La méthode : installe 6-8 outils maximum, règle les permissions, puis valide batterie, réseau et stockage. Pas besoin de théorie.

  • Étape 1 (sécurité) : mots de passe + pare-feu + snapshots (Timeshift).
  • Étape 2 (productivité) : navigateur + suite bureautique + notes.
  • Étape 3 (médias) : un outil photo (Darktable ou GIMP) et un outil vidéo (Kdenlive ou Shotcut).
  • Étape 4 (stockage) : analyseur d’espace + nettoyage ciblé.
  • Étape 5 (réseau) : mtr (minimum) pour diagnostiquer.

Test “au quotidien sans compromis” : pendant 6-8 heures, observe 3 choses : chauffe (main sur le clavier), fluidité (scroll + ouverture d’apps), et consommation (baisse de batterie “normale” ou inquiétante). Si tu vois un pic, coupe l’extension fautive ou ajuste l’outil (aperçu vidéo, caches, synchronisation).

(Petit rappel : sur un laptop, les applis “media” peuvent faire chauffer sans prévenir. Tu ne veux pas découvrir ça le soir.)

Ressources fiables (pour vérifier “ce que la fiche dit”)

Avant d’acheter du temps et de l’énergie sur une config, vérifie les bases officielles. Ces sources aident à comprendre les comportements et les limites :

FAQ

Quels logiciels Linux installer en premier après une nouvelle installation ?

Commence par le navigateur, LibreOffice, un gestionnaire de mots de passe (Bitwarden/KeePassXC) et un outil de notes (Joplin). Ajoute ensuite stockage (Baobab/BleachBit) et dépannage réseau (mtr).

Comment éviter de remplir mon stockage avec les applis et caches ?

Trie tes dossiers “Téléchargements” et “Images”, surveille les gros répertoires avec Baobab, puis nettoie avec BleachBit en mode prévisualisation.
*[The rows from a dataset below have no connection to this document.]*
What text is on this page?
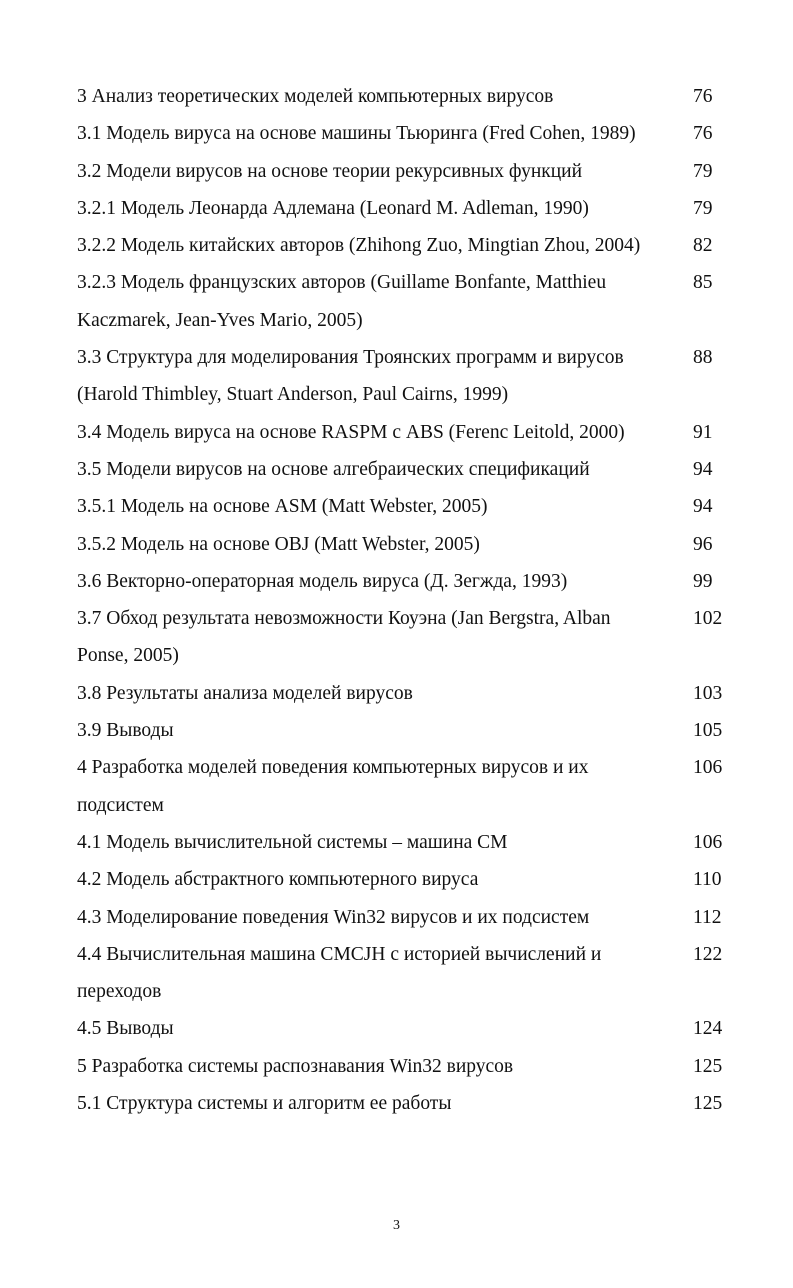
3 Анализ теоретических моделей компьютерных вирусов	76
3.1 Модель вируса на основе машины Тьюринга (Fred Cohen, 1989)	76
3.2 Модели вирусов на основе теории рекурсивных функций	79
3.2.1 Модель Леонарда Адлемана (Leonard M. Adleman, 1990)	79
3.2.2 Модель китайских авторов (Zhihong Zuo, Mingtian Zhou, 2004)	82
3.2.3 Модель французских авторов (Guillame Bonfante, Matthieu	85
Kaczmarek, Jean-Yves Mario, 2005)
3.3 Структура для моделирования Троянских программ и вирусов	88
(Harold Thimbley, Stuart Anderson, Paul Cairns, 1999)
3.4 Модель вируса на основе RASPM с ABS (Ferenc Leitold, 2000)	91
3.5 Модели вирусов на основе алгебраических спецификаций	94
3.5.1 Модель на основе ASM (Matt Webster, 2005)	94
3.5.2 Модель на основе OBJ (Matt Webster, 2005)	96
3.6 Векторно-операторная модель вируса (Д. Зегжда, 1993)	99
3.7 Обход результата невозможности Коуэна (Jan Bergstra, Alban	102
Ponse, 2005)
3.8 Результаты анализа моделей вирусов	103
3.9 Выводы	105
4 Разработка моделей поведения компьютерных вирусов и их	106
подсистем
4.1 Модель вычислительной системы – машина CM	106
4.2 Модель абстрактного компьютерного вируса	110
4.3 Моделирование поведения Win32 вирусов и их подсистем	112
4.4 Вычислительная машина CMCJH с историей вычислений и	122
переходов
4.5 Выводы	124
5 Разработка системы распознавания Win32 вирусов	125
5.1 Структура системы и алгоритм ее работы	125
3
Tu évites les suppressions “au hasard”.

Darktable ou GIMP : lequel donne les meilleurs résultats “en conditions réelles” ?

Darktable si tu veux un rendu cohérent sur beaucoup de photos (workflow RAW). GIMP si tu fais des retouches ponctuelles et des montages. Le meilleur choix, c’est celui que tu utilises sans friction.

Wireshark, c’est pour tout le monde ?

Non. mtr suffit pour 80% des lenteurs. Wireshark sert quand tu as besoin de voir les échanges “sous le capot” sur une capture courte et ciblée.

Comment valider que mes logiciels Linux tiennent sur mon matériel ?

Fais un test sur une journée : observe chauffe (main), fluidité (ouverture/scroll) et batterie. Si tu repères un pic, coupe l’élément suspect (extension, aperçu vidéo, synchronisation trop lourde).

Pour qui / Pour quoi / À éviter

Pour qui : tu démarres avec Linux, tu veux une base solide et des logiciels linux utiles au quotidien. Tu fais un peu de tout : bureautique, web, médias, et tu veux garder le contrôle.

Pour quoi : gagner du temps, sécuriser tes comptes, éviter la saturation du stockage, et diagnostiquer les soucis réseau quand ça rame.

À éviter : installer 30 outils “au cas où” sans test. Si ça chauffe “quand ça chauffe vraiment” ou si la fluidité baisse, tu n’as pas un problème de Linux : tu as un problème de configuration et de sélection.

Si tu veux aller plus loin côté dépannage, garde aussi sous la main notre guide sur comment rebooter un PC : méthode simple et sûre. Et si tu bosses avec des outils web, notre article sur comment choisir la bonne équipe no-code t’aide à structurer un setup propre (même si tu n’installes pas directement tout sur Linux).

Voilà ta base. Maintenant, choisis 6-8 logiciels linux, règle-les, puis teste en conditions réelles. C’est comme ça que tu obtiens une config qui dure.